In case anyone else wants to know more about __ldg() here is one of njuffa’s earlier posts

Ps: if you get compiler error
error: identifier “__ldg” is undefined
try adding -arch to your nvcc command line

Another quick question if I may: am I right in thinking that __ldg() only works on items
of up to 64bits, (eg long long)?
Thank you

I use it all the time with 128 bit memory chunks, like the uint4 or float4 type.

The supported types are listed in the programming guide:


Dear CudaaduC and txbob,
Thank you for rapid and helpful reply.
Going from __ldg reading 8 bytes to 16 bytes has sped my kernel by 31%

In case anyone is interested here is a snippet of my code

#define ldg_t uint4
const ldg_t* p = (ldg_t*)&(global[base]);
for(int x=0;x<16*sizeof(uint32_t)/sizeof(ldg_t);x++) ((ldg_t*)mycache)[x] = __ldg(&p[x]); 
((ldg_t*)mycache)[x] = __ldg(&p[x]);
#undef ldg_t


Am I right in thinking that __ldg() does not provide any checks on its argument?
Whereas a texture may provide defined values outside the texture’s boundaries.

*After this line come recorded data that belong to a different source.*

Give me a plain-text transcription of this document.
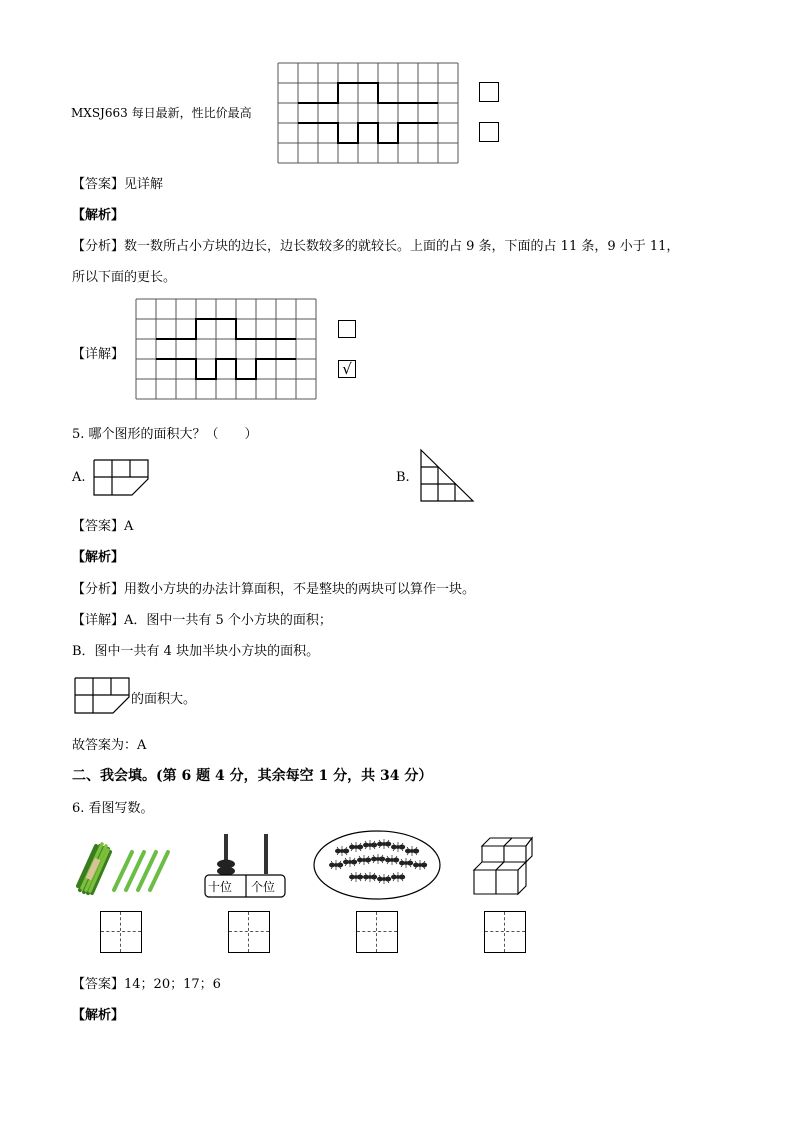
MXSJ663 每日最新，性比价最高
【答案】见详解
【解析】
【分析】数一数所占小方块的边长，边长数较多的就较长。上面的占 9 条，下面的占 11 条，9 小于 11，
所以下面的更长。
【详解】
√
5. 哪个图形的面积大？（　　）
A.	B.
【答案】A
【解析】
【分析】用数小方块的办法计算面积，不是整块的两块可以算作一块。
【详解】A．图中一共有 5 个小方块的面积；
B．图中一共有 4 块加半块小方块的面积。
的面积大。
故答案为：A
二、我会填。(第 6 题 4 分，其余每空 1 分，共 34 分）
6. 看图写数。
十位 个位
【答案】14；20；17；6
【解析】
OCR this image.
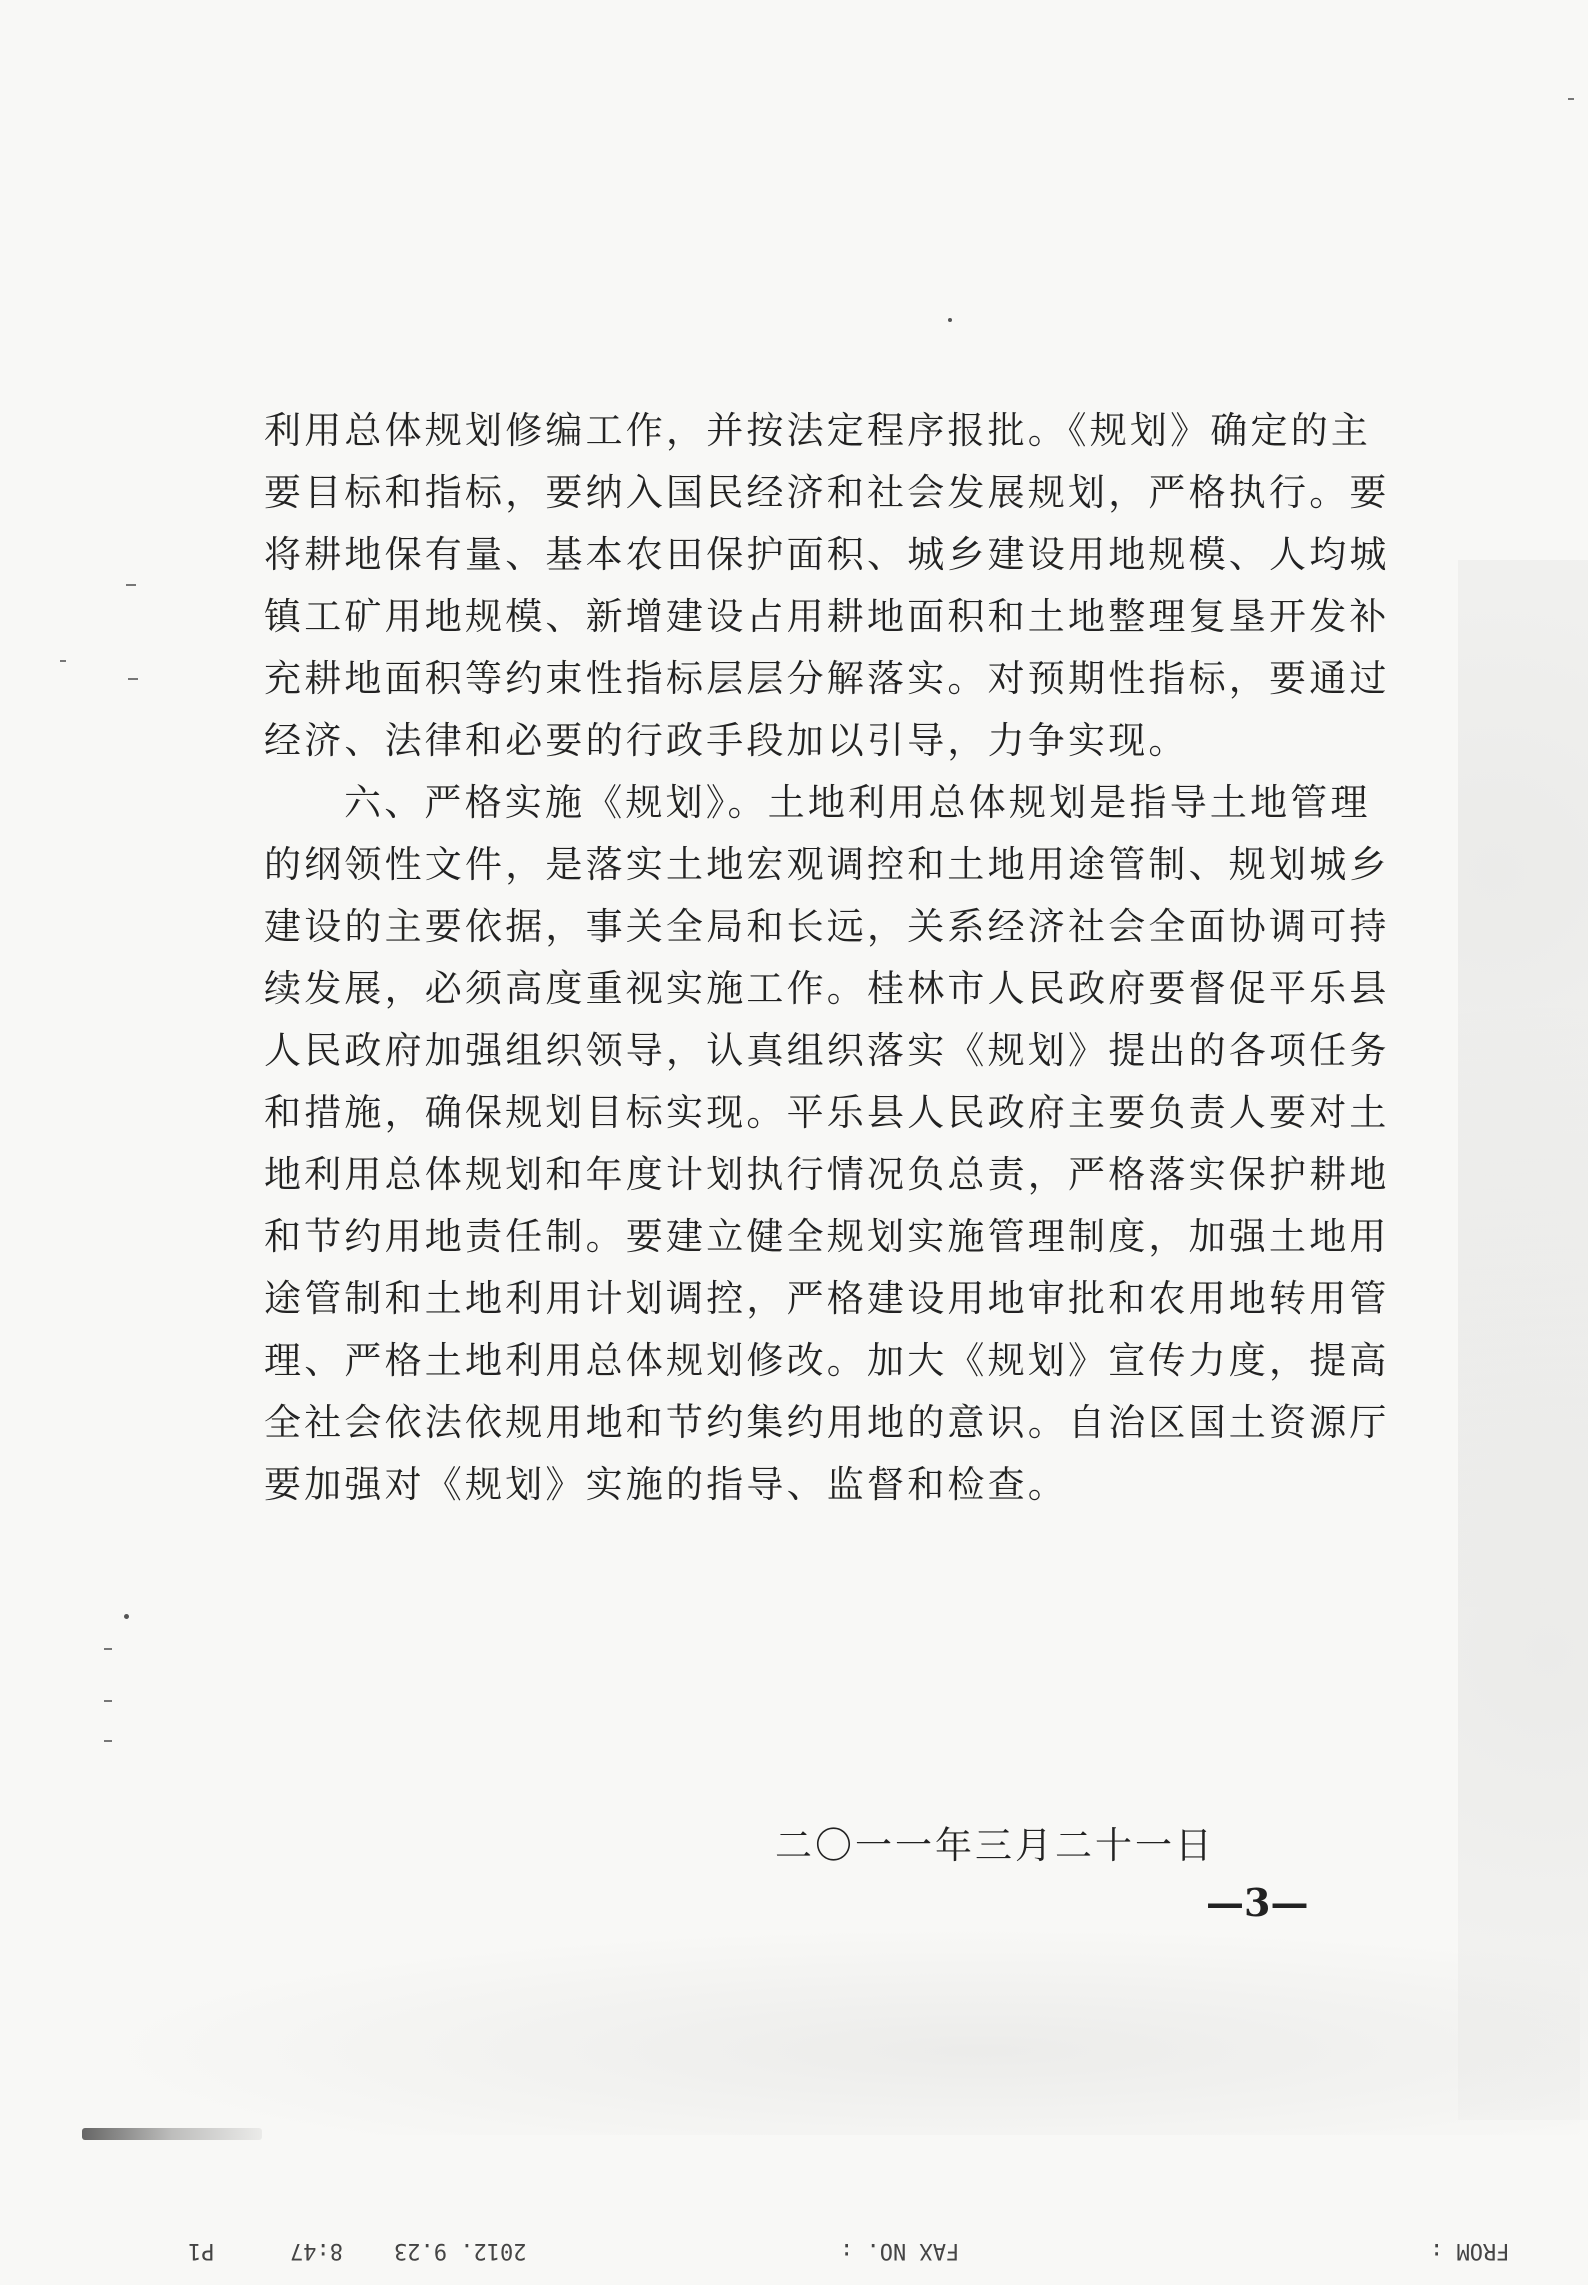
利用总体规划修编工作，并按法定程序报批。《规划》确定的主
要目标和指标，要纳入国民经济和社会发展规划，严格执行。要
将耕地保有量、基本农田保护面积、城乡建设用地规模、人均城
镇工矿用地规模、新增建设占用耕地面积和土地整理复垦开发补
充耕地面积等约束性指标层层分解落实。对预期性指标，要通过
经济、法律和必要的行政手段加以引导，力争实现。
六、严格实施《规划》。土地利用总体规划是指导土地管理
的纲领性文件，是落实土地宏观调控和土地用途管制、规划城乡
建设的主要依据，事关全局和长远，关系经济社会全面协调可持
续发展，必须高度重视实施工作。桂林市人民政府要督促平乐县
人民政府加强组织领导，认真组织落实《规划》提出的各项任务
和措施，确保规划目标实现。平乐县人民政府主要负责人要对土
地利用总体规划和年度计划执行情况负总责，严格落实保护耕地
和节约用地责任制。要建立健全规划实施管理制度，加强土地用
途管制和土地利用计划调控，严格建设用地审批和农用地转用管
理、严格土地利用总体规划修改。加大《规划》宣传力度，提高
全社会依法依规用地和节约集约用地的意识。自治区国土资源厅
要加强对《规划》实施的指导、监督和检查。
二〇一一年三月二十一日
—3—
P1	8:47 2012. 9.23	FAX NO. :	FROM :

Invalid global read of size 16
Address 0x8003fffc0 is out of bounds
Then gives addresses relating to /usr/lib64/libcuda.so
Unfortunately I am having difficulty relating memcheck’s output
to locations in my (buggy) code.
I tried compiling with -G but that made no difference to memcheck’s output
whereas nvcc -Xcompiler -rdynamic -lineinfo -g -G causes memcheck to include the
names of the device functions being called when the memory access failed.

So actually confirming that the error is an Address out of bounds in __ldg(uint4 const *)